The development of new sites will jump to $288 million from $69 million a year earlier; general and administrative expenses increased to $157 million from $81 million, while sales and marketing were $194 million, compared to $108 million.

A presentation of the debt securities of that WeWork was released last week, showed over a 90-day plan, in which it is revealed, it will shock the seven “non-core” units, with the priority of “profitable growth and to “right-size” operations.

Oct. 11 in a presentation, said the administrative jobs would be cut, along with jobs at WeWork ‘ s venture-capital arm, in the so-called growth-associated functions, in a possible reference to the design and construction of the units.
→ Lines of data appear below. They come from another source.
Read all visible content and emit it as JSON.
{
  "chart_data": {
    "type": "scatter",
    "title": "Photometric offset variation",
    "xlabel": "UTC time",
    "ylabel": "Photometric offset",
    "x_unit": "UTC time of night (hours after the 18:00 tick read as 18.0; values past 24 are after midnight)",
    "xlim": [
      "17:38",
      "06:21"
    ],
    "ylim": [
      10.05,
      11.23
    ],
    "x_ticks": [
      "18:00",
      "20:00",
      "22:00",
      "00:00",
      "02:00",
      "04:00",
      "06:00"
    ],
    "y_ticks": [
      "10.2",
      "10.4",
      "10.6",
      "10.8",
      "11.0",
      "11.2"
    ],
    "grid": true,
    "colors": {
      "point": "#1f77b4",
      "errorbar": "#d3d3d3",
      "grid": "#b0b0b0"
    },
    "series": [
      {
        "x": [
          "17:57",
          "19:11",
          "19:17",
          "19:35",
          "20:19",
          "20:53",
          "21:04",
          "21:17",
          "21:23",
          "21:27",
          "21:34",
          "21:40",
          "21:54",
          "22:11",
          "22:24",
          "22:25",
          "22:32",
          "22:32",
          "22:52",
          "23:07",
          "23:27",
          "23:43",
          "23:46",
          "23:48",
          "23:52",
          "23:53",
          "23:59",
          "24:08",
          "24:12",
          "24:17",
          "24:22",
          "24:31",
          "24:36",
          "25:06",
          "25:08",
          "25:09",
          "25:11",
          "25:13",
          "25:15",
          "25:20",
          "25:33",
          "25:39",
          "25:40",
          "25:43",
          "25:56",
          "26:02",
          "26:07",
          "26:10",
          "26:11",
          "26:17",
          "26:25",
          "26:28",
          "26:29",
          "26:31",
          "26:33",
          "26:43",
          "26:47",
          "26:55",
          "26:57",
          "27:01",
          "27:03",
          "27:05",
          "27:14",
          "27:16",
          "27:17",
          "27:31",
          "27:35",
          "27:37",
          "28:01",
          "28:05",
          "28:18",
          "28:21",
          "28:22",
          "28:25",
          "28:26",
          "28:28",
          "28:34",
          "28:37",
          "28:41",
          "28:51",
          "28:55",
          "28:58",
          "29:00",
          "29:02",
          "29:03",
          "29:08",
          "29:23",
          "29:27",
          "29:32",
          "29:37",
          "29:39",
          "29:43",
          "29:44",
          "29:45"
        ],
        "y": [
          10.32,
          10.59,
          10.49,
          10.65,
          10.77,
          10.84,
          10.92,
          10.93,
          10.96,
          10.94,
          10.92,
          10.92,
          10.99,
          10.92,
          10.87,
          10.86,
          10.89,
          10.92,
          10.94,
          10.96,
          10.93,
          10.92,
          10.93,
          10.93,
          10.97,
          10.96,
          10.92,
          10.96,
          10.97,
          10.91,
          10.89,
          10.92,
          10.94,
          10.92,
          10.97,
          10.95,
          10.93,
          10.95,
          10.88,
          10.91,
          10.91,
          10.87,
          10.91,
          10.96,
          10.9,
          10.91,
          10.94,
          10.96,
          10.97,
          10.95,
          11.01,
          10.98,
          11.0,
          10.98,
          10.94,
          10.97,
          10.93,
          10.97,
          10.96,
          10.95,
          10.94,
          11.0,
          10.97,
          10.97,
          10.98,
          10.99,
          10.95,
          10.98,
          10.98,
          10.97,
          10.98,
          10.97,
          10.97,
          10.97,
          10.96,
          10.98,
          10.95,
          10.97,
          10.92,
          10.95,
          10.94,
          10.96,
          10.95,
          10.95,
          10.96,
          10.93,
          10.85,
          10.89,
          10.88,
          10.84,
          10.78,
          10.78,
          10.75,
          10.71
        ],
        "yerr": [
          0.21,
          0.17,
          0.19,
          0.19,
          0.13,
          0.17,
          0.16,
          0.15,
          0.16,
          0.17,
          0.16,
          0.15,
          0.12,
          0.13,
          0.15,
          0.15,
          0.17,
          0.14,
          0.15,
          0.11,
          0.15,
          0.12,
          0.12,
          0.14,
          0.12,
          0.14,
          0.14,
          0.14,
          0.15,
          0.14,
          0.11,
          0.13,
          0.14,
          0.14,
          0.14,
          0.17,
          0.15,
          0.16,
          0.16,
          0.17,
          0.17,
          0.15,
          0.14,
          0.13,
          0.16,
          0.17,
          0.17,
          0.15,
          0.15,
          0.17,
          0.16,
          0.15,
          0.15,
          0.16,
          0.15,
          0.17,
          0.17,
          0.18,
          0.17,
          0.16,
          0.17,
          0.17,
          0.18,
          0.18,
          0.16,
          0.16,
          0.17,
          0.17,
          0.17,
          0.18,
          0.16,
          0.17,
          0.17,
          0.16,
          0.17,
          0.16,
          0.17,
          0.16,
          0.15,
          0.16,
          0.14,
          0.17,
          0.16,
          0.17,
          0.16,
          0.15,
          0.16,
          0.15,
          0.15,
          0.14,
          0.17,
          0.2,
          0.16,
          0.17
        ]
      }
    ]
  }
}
The size of the job, was not mentioned.

WeWork, the crash, and has confounded experts in to the industry is that the price of the company is to create a flexible work space with a product for large companies, the desire, the capital structure of the baffles.

“WeWork was the highest payer in the area, and it was also the cheapest provider in the space,” said Ryan Simonetti, chief executive officer and co-founder of a call to a function, and a flex-space,-operator is backed by Brookfield Asset Management, among others.

“We’ve lost deals to the customers in the last 12 to 18 months, they have been paying less than the WeWork had to pay for the property itself,” It told reporters on Tuesday at a press conference to discuss the industry. “It doesn’t make sense.”

When WeWork in the process of rescheduling, the company will be less and less sites, as it gets rid of the non-performance of the sites, It said.

WeWork is on the shelf, and plans to go public in September. 30 days after the investors grew wary of its losses, the business model, corporate governance, and that it had forced out the former CEO and co-founder, Adam Neumann for the dismissal of a week ago.

The company, which has a total value of $47 billion, as it registered to go public in August, it saw its valuation drop as all-cash, market-leading SoftBank to bail out of the WeWork in the amount of $6.5 billion in October this year.